Kettle's Boyled: Sundered children on this sundered island

Sinn Fein's President Mary Lou McDonald. Photo: Niall Carson/PA Wire
Last January, Sinn Fein’s Mary Lou McDonald said the days of partition were numbered and a united Ireland was 'in touching distance.' I'm not sure what she was going to use to touch this Republican Utopia, but the proverbial forty-foot bargepole would seem nowhere nearly long enough.
The Buddhist nun Chiyo-ni once wrote about a fishing rod whose line touched the moon, but she was using poetic licence to allude to the line being cast into water that merely held a reflection of the lunar body. Perhaps she was being similarly poetic, speaking of Irish unity in the abstract, a unity that is simply a reflection of the thoughts of the small group that controls her party. Or maybe I'm giving them credit for some kind of sensitive side they have yet to display.
David Rice is a renowned teacher, journalist and author of numerous books. Best known for works like ‘Song of Tiananmen Square,’ 'Scattered Vows' and 'I Will Not Serve,' he is a former Dominican Friar who became a widely syndicated journalist across the USA. He went on to found the Rathmines School of Journalism, where he honed the skills of a generation of journalists. In retirement, he carried on training writers, and many of us learned our craft by his fireside in Killaloe.
Rice’s most important book may well be one he did not actually write, but one in which he compiled the thoughts of thirty-six interested and expert contributors around the subject of Irish unity. That recently published work, ‘The Sundered Children,’ attempts to make sense of the reality that is Northern Ireland, and it explodes the myth that unity by majority vote will lead to a peaceful and harmonious thirty-two county state.
This is summed up by Rice in his foreword to the book when he says ‘there can be no united Ireland until we get a united Northern Ireland. Let us work towards both – but in that order.’ Reading through the various essays, the factors creating division are clear, in particular the issue of segregated education.

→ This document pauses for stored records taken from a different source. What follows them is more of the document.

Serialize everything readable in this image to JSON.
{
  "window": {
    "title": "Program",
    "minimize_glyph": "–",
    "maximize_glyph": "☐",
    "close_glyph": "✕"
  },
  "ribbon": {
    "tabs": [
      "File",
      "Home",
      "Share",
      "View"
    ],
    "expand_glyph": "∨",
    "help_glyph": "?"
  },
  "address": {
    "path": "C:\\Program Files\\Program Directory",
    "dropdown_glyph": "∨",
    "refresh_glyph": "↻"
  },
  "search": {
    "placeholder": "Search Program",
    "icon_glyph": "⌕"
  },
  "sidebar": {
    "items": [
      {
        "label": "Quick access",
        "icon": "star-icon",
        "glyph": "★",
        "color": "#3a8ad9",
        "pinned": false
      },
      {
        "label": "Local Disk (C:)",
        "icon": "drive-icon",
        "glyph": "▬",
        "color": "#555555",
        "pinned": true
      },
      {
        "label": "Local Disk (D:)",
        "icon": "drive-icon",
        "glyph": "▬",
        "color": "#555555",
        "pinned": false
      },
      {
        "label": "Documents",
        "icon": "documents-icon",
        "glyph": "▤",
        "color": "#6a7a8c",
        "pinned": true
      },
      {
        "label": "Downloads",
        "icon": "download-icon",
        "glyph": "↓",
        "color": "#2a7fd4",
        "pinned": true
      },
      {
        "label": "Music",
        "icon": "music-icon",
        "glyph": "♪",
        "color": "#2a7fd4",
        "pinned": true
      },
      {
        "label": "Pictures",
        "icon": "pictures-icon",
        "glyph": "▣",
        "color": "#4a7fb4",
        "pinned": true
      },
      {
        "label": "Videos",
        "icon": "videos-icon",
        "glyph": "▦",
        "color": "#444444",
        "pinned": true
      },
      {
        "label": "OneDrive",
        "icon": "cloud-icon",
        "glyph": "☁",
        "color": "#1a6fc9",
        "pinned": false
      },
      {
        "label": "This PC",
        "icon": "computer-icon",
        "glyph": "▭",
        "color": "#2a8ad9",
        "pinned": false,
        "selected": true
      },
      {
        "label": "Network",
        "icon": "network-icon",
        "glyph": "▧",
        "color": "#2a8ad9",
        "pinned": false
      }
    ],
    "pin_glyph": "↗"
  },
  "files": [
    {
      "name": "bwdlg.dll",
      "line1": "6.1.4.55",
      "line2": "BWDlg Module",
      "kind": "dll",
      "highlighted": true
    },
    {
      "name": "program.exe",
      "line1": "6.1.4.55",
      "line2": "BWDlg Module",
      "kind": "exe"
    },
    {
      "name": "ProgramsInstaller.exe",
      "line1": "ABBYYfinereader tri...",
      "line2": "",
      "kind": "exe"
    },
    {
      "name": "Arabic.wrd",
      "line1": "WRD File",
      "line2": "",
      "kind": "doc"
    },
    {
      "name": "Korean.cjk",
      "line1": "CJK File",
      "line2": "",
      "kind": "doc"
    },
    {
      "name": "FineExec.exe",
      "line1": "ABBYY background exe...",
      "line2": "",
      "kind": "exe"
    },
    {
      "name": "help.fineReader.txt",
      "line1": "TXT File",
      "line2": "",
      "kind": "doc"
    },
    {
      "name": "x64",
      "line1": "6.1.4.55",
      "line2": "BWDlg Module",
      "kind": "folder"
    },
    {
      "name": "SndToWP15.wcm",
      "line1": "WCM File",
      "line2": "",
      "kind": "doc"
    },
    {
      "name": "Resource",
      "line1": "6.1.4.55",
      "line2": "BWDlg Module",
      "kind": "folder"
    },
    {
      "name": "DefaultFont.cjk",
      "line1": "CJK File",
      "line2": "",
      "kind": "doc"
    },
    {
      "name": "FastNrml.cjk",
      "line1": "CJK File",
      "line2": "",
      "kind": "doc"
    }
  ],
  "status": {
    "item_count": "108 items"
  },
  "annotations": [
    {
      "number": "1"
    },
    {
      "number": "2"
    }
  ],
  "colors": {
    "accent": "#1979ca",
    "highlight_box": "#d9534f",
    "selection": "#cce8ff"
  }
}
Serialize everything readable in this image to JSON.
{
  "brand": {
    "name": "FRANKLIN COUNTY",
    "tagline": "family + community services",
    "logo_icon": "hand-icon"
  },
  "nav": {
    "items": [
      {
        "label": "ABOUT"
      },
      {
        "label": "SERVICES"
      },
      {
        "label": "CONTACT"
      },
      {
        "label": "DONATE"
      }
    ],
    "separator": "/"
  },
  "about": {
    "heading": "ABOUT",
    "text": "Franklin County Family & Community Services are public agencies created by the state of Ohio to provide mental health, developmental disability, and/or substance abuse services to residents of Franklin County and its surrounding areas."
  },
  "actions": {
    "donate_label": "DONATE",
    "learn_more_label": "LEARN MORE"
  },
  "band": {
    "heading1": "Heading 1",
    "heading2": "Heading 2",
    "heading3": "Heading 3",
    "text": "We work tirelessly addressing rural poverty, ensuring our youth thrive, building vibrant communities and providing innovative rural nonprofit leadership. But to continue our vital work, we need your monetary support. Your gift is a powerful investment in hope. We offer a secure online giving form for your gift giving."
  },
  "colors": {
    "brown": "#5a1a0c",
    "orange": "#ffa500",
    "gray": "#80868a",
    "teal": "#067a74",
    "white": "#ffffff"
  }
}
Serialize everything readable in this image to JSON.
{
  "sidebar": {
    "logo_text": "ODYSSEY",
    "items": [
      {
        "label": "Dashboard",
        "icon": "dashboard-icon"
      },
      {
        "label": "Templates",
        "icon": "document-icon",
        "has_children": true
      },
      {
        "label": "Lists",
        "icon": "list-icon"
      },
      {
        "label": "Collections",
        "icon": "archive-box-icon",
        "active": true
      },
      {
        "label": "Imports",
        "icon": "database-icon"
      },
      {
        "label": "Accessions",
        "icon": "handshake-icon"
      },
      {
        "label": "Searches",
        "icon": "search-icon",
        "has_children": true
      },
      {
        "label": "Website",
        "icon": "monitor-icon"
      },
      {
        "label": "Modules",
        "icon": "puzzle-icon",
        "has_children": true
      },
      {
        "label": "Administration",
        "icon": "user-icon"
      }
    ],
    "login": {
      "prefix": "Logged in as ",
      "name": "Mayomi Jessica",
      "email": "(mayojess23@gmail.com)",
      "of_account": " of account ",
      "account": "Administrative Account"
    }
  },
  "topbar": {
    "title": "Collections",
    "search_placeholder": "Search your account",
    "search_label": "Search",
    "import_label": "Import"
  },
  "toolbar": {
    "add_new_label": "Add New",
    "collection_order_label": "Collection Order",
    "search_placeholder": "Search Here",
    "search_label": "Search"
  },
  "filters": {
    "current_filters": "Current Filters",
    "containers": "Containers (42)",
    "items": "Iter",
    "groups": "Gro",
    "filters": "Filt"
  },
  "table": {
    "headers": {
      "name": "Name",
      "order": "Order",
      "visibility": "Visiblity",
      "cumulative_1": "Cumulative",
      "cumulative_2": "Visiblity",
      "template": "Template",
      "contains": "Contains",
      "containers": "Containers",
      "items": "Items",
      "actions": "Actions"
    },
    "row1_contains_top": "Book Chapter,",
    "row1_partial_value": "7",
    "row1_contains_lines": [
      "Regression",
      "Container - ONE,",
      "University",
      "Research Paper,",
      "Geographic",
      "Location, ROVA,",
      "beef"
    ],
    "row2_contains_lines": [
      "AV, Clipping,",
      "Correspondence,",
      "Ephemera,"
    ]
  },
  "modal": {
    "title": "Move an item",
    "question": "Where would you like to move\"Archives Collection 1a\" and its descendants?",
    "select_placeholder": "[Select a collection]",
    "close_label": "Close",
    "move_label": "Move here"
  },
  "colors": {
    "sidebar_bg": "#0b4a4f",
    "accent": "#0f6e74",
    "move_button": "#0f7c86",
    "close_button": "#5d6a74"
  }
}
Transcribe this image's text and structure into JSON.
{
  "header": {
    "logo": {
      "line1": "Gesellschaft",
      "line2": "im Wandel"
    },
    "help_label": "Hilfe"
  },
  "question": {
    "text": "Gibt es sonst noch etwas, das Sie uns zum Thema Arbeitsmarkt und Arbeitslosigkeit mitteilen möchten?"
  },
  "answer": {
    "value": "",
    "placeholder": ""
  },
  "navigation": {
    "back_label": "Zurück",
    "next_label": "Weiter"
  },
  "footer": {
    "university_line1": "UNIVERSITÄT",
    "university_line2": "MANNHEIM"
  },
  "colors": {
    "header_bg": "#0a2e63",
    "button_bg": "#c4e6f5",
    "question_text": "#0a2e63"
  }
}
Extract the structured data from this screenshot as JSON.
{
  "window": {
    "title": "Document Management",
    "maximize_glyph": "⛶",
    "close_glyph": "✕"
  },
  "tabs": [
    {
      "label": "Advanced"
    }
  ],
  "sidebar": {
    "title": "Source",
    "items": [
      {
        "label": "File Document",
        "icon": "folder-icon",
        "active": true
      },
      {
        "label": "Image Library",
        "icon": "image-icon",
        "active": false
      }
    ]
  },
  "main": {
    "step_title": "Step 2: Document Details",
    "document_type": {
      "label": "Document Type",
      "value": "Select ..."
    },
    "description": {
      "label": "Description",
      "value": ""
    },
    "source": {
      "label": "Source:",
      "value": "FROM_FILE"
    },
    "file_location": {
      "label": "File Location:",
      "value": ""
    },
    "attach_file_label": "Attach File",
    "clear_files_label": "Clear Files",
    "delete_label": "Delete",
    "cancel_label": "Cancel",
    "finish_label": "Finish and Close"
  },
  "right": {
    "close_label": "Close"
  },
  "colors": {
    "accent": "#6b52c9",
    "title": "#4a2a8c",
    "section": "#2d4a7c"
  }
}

Two divided tribes, educated separately by teachers trained separately, even using two different history books. You can’t start a unification process when you are teaching division from early childhood. One contributor asks how we can ask Northern society to end sectarian education before we show the same example here, and that question answers itself. Rice quotes an expert on world conflict who has shown examples suggesting that enforced unity by a simple margin in Ireland will have civil war as an inevitable outcome.
Irish unity is possible, but it is a long way away, and groups like Sinn Fein have to either learn to stop stoking the fires of division or agree to leave the stage. If they want to see a united Ireland, they have first to stop being divisive. They could start by reading ‘The Sundered Children.’